Костюм второго был куда более странным. На нем был блестящий красный парик или скорей головной убор в форме округлого конуса, спускавшегося от макушки головы на плечи во всю их ширину. Руки и туловище были свободно задрапированы розовой резиной, а каждое колено заключено в розовую сферу размером с добрую дыню. Смысл этого одеяния стал ясен, когда человек этот стал медленно вставать. Когда он встал, резиновая драпировка натянулась на теле. Изо рта свисала объемистая, похожая на удлиненную жемчужину, опаловая капля.
Женщина, стоявшая рядом со мной, сначала ахнула, а потом захихикала. Какой-то мужчина за моей спиной пробормотал: «Fantastico!»
Потом, когда гондола поравнялась с пристанью, встал второй пассажир, мужчина в черной куртке и косматом парике. Из прорезей своей ярко-красной маски он окинул взглядом каждого из нас, а затем жестом опытного эксгибициониста распахнул куртку, под которой мы увидели изумительно правдоподобную розовую копию больших половых губ из розового шелка.
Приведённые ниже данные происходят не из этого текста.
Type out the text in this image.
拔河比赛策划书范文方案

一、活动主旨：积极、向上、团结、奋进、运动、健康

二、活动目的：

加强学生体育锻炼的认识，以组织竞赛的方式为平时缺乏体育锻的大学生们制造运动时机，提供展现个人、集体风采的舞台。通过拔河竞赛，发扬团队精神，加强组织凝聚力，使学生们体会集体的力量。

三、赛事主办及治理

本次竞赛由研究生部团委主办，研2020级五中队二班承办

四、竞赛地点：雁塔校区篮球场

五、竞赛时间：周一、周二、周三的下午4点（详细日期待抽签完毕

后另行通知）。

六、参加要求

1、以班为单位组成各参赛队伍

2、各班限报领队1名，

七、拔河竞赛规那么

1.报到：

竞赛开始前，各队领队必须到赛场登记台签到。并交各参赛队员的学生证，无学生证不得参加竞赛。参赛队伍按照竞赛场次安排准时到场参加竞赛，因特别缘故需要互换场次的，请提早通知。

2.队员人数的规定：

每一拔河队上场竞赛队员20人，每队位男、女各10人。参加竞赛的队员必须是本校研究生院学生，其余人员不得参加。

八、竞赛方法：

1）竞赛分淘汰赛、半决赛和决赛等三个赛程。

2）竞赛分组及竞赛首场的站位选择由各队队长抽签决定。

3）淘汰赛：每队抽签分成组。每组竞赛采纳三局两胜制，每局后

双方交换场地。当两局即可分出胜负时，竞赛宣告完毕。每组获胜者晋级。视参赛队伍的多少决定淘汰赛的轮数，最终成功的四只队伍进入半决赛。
– Ну вот это как раз то, что я называю карнавалом, – сказала Роуз.
Глава 7
Стекольная война
– Мой отец всегда был немногословен, – сказал Джино Сегузо, – а в последнее время он говорит еще меньше – даже с нами.
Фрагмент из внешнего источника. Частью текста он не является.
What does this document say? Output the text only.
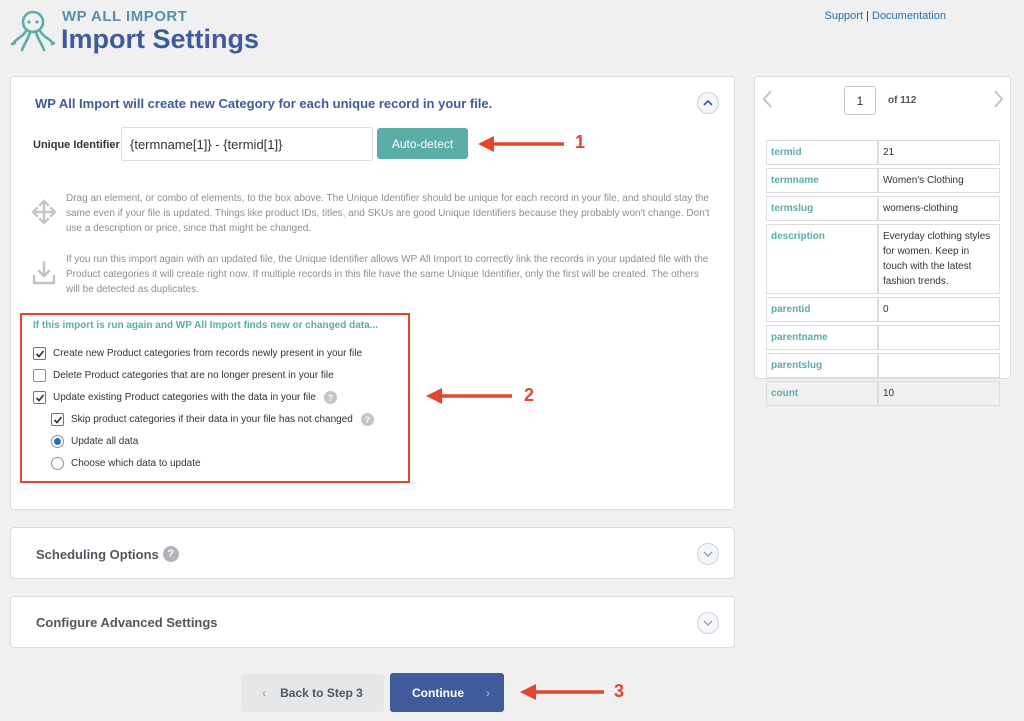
WP ALL IMPORT
Import Settings
Support | Documentation
WP All Import will create new Category for each unique record in your file.
Unique Identifier
{termname[1]} - {termid[1]}	Auto-detect

Drag an element, or combo of elements, to the box above. The Unique Identifier should be unique for each record in your file, and should stay the same even if your file is updated. Things like product IDs, titles, and SKUs are good Unique Identifiers because they probably won't change. Don't use a description or price, since that might be changed.

If you run this import again with an updated file, the Unique Identifier allows WP All Import to correctly link the records in your updated file with the Product categories it will create right now. If multiple records in this file have the same Unique Identifier, only the first will be created. The others will be detected as duplicates.

If this import is run again and WP All Import finds new or changed data...
Create new Product categories from records newly present in your file
Delete Product categories that are no longer present in your file
Update existing Product categories with the data in your file	?
Skip product categories if their data in your file has not changed	?
Update all data
Choose which data to update
Scheduling Options ?
Configure Advanced Settings
‹ Back to Step 3	Continue ›
1
of 112
termid	21
termname	Women's Clothing
termslug	womens-clothing
description	Everyday clothing styles for women. Keep in touch with the latest fashion trends.
parentid	0
parentname	
parentslug	
count	10
1
2
3
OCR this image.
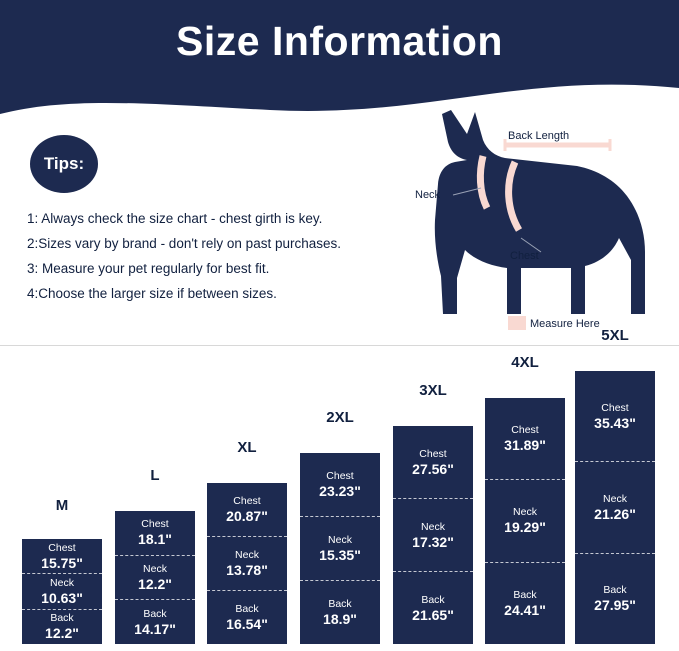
Size Information
Tips:
1: Always check the size chart - chest girth is key.
2:Sizes vary by brand - don't rely on past purchases.
3: Measure your pet regularly for best fit.
4:Choose the larger size if between sizes.
Back Length
Neck
Chest
Measure Here
M
Chest
15.75"
Neck
10.63"
Back
12.2"
L
Chest
18.1"
Neck
12.2"
Back
14.17"
XL
Chest
20.87"
Neck
13.78"
Back
16.54"
2XL
Chest
23.23"
Neck
15.35"
Back
18.9"
3XL
Chest
27.56"
Neck
17.32"
Back
21.65"
4XL
Chest
31.89"
Neck
19.29"
Back
24.41"
5XL
Chest
35.43"
Neck
21.26"
Back
27.95"
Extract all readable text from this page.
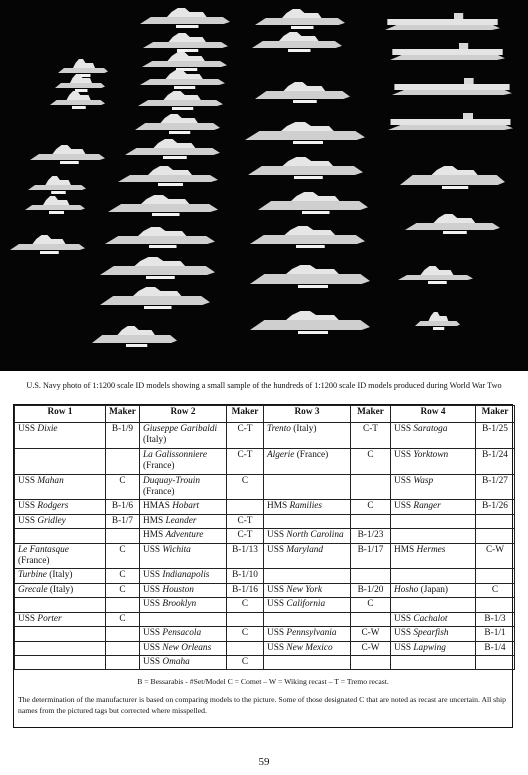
U.S. Navy photo of 1:1200 scale ID models showing a small sample of the hundreds of 1:1200 scale ID models produced during World War Two
Row 1	Maker	Row 2	Maker	Row 3	Maker	Row 4	Maker
USS Dixie	B-1/9	Giuseppe Garibaldi (Italy)	C-T	Trento (Italy)	C-T	USS Saratoga	B-1/25
		La Galissonniere (France)	C-T	Algerie (France)	C	USS Yorktown	B-1/24
USS Mahan	C	Duquay-Trouin (France)	C			USS Wasp	B-1/27
USS Rodgers	B-1/6	HMAS Hobart		HMS Ramilies	C	USS Ranger	B-1/26
USS Gridley	B-1/7	HMS Leander	C-T				
		HMS Adventure	C-T	USS North Carolina	B-1/23		
Le Fantasque (France)	C	USS Wichita	B-1/13	USS Maryland	B-1/17	HMS Hermes	C-W
Turbine (Italy)	C	USS Indianapolis	B-1/10				
Grecale (Italy)	C	USS Houston	B-1/16	USS New York	B-1/20	Hosho (Japan)	C
		USS Brooklyn	C	USS California	C		
USS Porter	C					USS Cachalot	B-1/3
		USS Pensacola	C	USS Pennsylvania	C-W	USS Spearfish	B-1/1
		USS New Orleans		USS New Mexico	C-W	USS Lapwing	B-1/4
		USS Omaha	C				

B = Bessarabis - #Set/Model C = Comet – W = Wiking recast – T = Tremo recast.

The determination of the manufacturer is based on comparing models to the picture. Some of those designated C that are noted as recast are uncertain. All ship names from the pictured tags but corrected where misspelled.

59
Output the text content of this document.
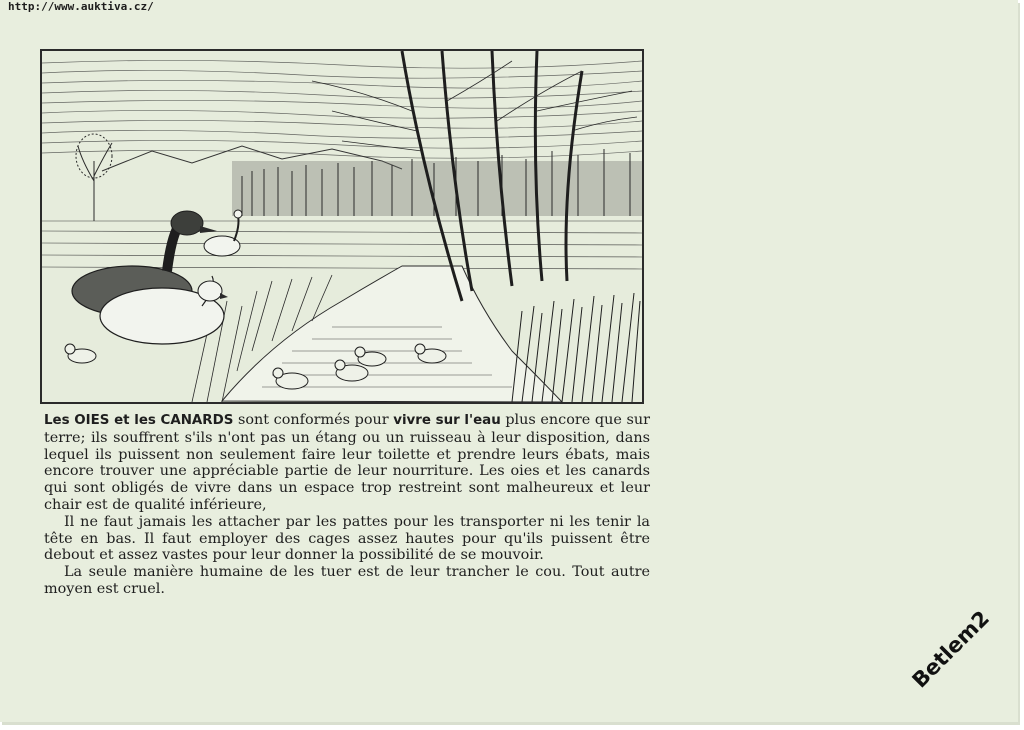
http://www.auktiva.cz/

Les OIES et les CANARDS sont conformés pour vivre sur l'eau plus encore que sur terre; ils souffrent s'ils n'ont pas un étang ou un ruisseau à leur disposition, dans lequel ils puissent non seulement faire leur toilette et prendre leurs ébats, mais encore trouver une appréciable partie de leur nourriture. Les oies et les canards qui sont obligés de vivre dans un espace trop restreint sont malheureux et leur chair est de qualité inférieure,

Il ne faut jamais les attacher par les pattes pour les transporter ni les tenir la tête en bas. Il faut employer des cages assez hautes pour qu'ils puissent être debout et assez vastes pour leur donner la possibilité de se mouvoir.

La seule manière humaine de les tuer est de leur trancher le cou. Tout autre moyen est cruel.

Betlem2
Эта беседа состоялась в июне. Архимед Сегузо по-прежнему практически не покидал фабрику, продолжая делать чаши и вазы в память о той ночи четырехмесячной давности, когда он стоял у окна своей спальни и смотрел на горящий театр «Ла Фениче». Джино пригласил меня в мастерскую Сегузо на Мурано, чтобы я смог посмотреть на коллекцию «Ла Фениче», которая теперь состояла уже из восьмидесяти предметов. Эта коллекция стала страстью Архимеда Сегузо.
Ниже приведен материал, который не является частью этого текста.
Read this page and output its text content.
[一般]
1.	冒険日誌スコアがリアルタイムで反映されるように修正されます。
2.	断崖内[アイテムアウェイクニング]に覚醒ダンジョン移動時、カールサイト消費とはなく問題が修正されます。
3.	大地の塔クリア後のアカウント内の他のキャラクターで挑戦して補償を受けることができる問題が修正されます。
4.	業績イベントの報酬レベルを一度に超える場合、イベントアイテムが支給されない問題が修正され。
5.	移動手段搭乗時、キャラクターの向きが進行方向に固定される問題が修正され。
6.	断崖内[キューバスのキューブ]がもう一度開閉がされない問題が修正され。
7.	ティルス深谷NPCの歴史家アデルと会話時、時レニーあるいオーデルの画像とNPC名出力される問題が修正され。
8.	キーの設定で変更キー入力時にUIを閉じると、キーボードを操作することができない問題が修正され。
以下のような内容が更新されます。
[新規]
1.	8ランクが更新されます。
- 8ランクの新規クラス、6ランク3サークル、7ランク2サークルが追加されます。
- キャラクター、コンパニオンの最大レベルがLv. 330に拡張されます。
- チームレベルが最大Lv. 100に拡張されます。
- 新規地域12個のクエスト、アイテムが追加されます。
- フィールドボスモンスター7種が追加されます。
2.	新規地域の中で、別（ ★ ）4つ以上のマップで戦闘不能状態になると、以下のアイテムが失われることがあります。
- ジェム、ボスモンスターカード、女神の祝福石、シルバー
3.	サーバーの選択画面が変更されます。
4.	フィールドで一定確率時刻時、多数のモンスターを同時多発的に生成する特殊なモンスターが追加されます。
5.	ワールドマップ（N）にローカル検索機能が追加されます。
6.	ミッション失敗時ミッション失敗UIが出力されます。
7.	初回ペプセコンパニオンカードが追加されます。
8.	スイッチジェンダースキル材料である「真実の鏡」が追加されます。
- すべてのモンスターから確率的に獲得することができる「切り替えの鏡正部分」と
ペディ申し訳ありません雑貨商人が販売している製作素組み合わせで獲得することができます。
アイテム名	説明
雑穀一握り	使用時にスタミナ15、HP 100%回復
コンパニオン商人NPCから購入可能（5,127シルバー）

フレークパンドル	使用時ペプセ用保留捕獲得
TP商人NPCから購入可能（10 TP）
Лихорадочное возбуждение, вызванное пожаром, значительно улеглось. К концу февраля прокурор Феличе Кассон снял обвинение в нарушении запрета на вход в театр с Вуди Аллена. (Несколько месяцев спустя мэр Каччари будет присутствовать на бракосочетании Вуди Аллена и Сун-И – на приватной церемонии в палаццо Кавалли, в здании венецианского муниципалитета.) Оркестр «Ла Фениче» дал свой первый после пожара концерт в соборе Сан-Марко, включив в программу произведение страсти, надежды и оптимизма: симфонию Густава Малера «Воскресение». Что касается восстановления, мэр Каччари открыл конкурс проектов. Такой подход отводил от Каччари обвинения в фаворитизме и взятках, но имел и свои недостатки: процесс подачи заявок, согласований и оценок мог растянуться по меньшей мере на год.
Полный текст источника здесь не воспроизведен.